Despite the Oslo Accords of the 1990s, a truly independent Palestinian State, supported globally, has remained a mirage, though the Biden Administration’s official position is supportive of a Palestinian State.
The losing coalition of Lapid had a slim majority and was backed by an Arab Party, a first in Israel’s history. Israel has a long history of coalition governments ever since its creation in 1948. Its electoral system based on proportional representation, wherein political parties contest elections on the basis of list of candidates.
Any party getting a minimum 3.25% of the votes are allotted seats based on the votes polled. Parties getting below the benchmark figure of 3.25% fail to enter the Knesset.
Netanyahu’s government will largely continue Israel’s policies.
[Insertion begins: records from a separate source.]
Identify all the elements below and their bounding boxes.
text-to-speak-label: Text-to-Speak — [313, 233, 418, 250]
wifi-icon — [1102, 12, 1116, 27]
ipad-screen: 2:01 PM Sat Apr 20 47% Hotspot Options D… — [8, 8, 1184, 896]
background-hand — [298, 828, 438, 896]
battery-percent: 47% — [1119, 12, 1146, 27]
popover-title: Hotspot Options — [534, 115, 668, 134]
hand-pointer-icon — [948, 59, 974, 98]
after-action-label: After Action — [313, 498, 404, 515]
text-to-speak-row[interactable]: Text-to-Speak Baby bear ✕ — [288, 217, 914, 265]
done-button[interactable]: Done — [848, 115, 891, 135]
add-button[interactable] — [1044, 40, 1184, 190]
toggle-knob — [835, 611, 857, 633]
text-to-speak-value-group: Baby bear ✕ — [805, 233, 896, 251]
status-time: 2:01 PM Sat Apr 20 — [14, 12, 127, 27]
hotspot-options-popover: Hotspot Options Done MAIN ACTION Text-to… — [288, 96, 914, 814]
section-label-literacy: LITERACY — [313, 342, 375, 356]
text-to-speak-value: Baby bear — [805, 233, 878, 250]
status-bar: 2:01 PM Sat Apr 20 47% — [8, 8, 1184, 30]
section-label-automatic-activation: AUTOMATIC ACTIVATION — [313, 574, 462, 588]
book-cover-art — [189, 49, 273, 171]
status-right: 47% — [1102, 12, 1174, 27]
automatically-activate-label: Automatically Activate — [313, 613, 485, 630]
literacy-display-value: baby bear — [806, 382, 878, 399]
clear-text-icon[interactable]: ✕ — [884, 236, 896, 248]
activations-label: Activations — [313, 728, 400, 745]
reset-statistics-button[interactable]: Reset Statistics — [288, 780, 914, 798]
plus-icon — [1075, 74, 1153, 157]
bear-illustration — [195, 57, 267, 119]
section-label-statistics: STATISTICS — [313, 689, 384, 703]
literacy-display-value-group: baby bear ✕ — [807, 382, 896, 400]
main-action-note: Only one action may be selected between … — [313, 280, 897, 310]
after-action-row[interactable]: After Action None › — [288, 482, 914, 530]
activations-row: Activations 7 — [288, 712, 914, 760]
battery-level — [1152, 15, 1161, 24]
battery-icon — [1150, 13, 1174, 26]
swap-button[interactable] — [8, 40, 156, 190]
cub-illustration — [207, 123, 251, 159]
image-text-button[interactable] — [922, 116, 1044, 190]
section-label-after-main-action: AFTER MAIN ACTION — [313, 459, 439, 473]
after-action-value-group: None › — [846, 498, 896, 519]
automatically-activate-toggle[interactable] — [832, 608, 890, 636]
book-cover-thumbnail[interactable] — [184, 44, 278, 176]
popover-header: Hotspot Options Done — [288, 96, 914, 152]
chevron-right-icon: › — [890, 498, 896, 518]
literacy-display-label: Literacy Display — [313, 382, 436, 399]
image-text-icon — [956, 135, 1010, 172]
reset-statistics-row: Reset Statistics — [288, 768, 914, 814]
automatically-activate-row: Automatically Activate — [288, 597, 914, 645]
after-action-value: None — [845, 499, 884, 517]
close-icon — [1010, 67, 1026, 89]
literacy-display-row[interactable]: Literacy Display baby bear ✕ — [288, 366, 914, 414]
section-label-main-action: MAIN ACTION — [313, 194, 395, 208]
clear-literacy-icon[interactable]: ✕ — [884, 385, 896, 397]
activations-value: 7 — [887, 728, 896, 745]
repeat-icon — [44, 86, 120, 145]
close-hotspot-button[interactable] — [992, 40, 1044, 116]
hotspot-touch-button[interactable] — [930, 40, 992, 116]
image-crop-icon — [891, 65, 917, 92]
Hence, in spite of opposition to the recently concluded “Maritime Boundary Agreement” with Lebanon, Netanyahu may not reject it because the Biden Administration has backed the agreement.
The right-wing shift in Israel’s politics means less hope for a settlement with the Palestinians and a more troubled relationship with the current American administration. Palestinian PM Muhammad Shtayyeh called the Israeli election result as a natural drift buoyed by growing extremism and racism in Israel.
Internally, Netanyahu’s government has plans for some judicial engineering and passing legislation to annul Judicial decisions that are politically unpalatable. The aim would be to eliminate criminal charges against both Netanyahu and Smotrich. The latter has the dubious distinction of being the most radical politician in Israel’s history.
Netanyahu’s relationship with the Biden Administration will be not be a smooth ride. The Abraham Accords and the I2U2 (India-Israel-UAE-USA) may come under stress because of the Palestinian issue. Arab countries which have normalised ties with Israel, following the Abraham Accords may find themselves takin critical positions on Netanyahu’s right-wing politics and anti-Arab rhetoric of the right-wing parties in Netanyahu’s coalition. The one mitigating factor will be Iran which had brought about the Israeli-Arab strategic convergence which led to the Abraham Accords.
PM Modi has tweeted his congratulations to Netanyahu and promised to continue the vibrant bilateral partnership. Both Modi and Netanyahu had established a close personal rapport. Modi was the first Indian PM to visit Israel and Netanyahu was the second Israeli PM to visit India.
Though India recognised Israel in 1950, diplomatic ties were established only in 1992 after the Oslo Peace Accords were signed. Since then, India-Israel ties have achieved a stage where there is bipartisan political consensus in both countries. India and Israel marked 30 years of diplomatic ties in 2022.
Bilateral trade has grown and both sides are now engaging in negotiations on a FTA. Bilateral technology and defence ties have become defining pillars of this relationship. The I2 U2 group is concentrating on clean energy and food security.
Bilateral trade has touched $ 8 billion in 2022. Though diversified, trade is still heavily tilted towards diamonds which accounts for 40% of trade. Israeli investments in India are mainly in high-tech and agriculture sectors. Indian investments have been in Haifa Port which is a hub for shipping in the region. Software and Pharma are other sectors where Indian companies have invested in Israel.
A lot has changed in Israel since 2018 when Netanyahu was charged with corruption. The COVID pandemic, conflict in Gaza and repeated elections resulting from political instability. The next step in Israel’s government formation is likely to be a hard-fought battle for who gets to control vital Ministries. Netanyahu’s comeback will certainly be watched very carefully as he has the reputation of putting his stamp on regional policies that can rock the boat in a volatile region.
(The author is a former secretary at the Ministry of External Affairs (MEA) and former ambassador; he is the founder-director of DeepStrat and a visiting fellow at ORF, Delhi.)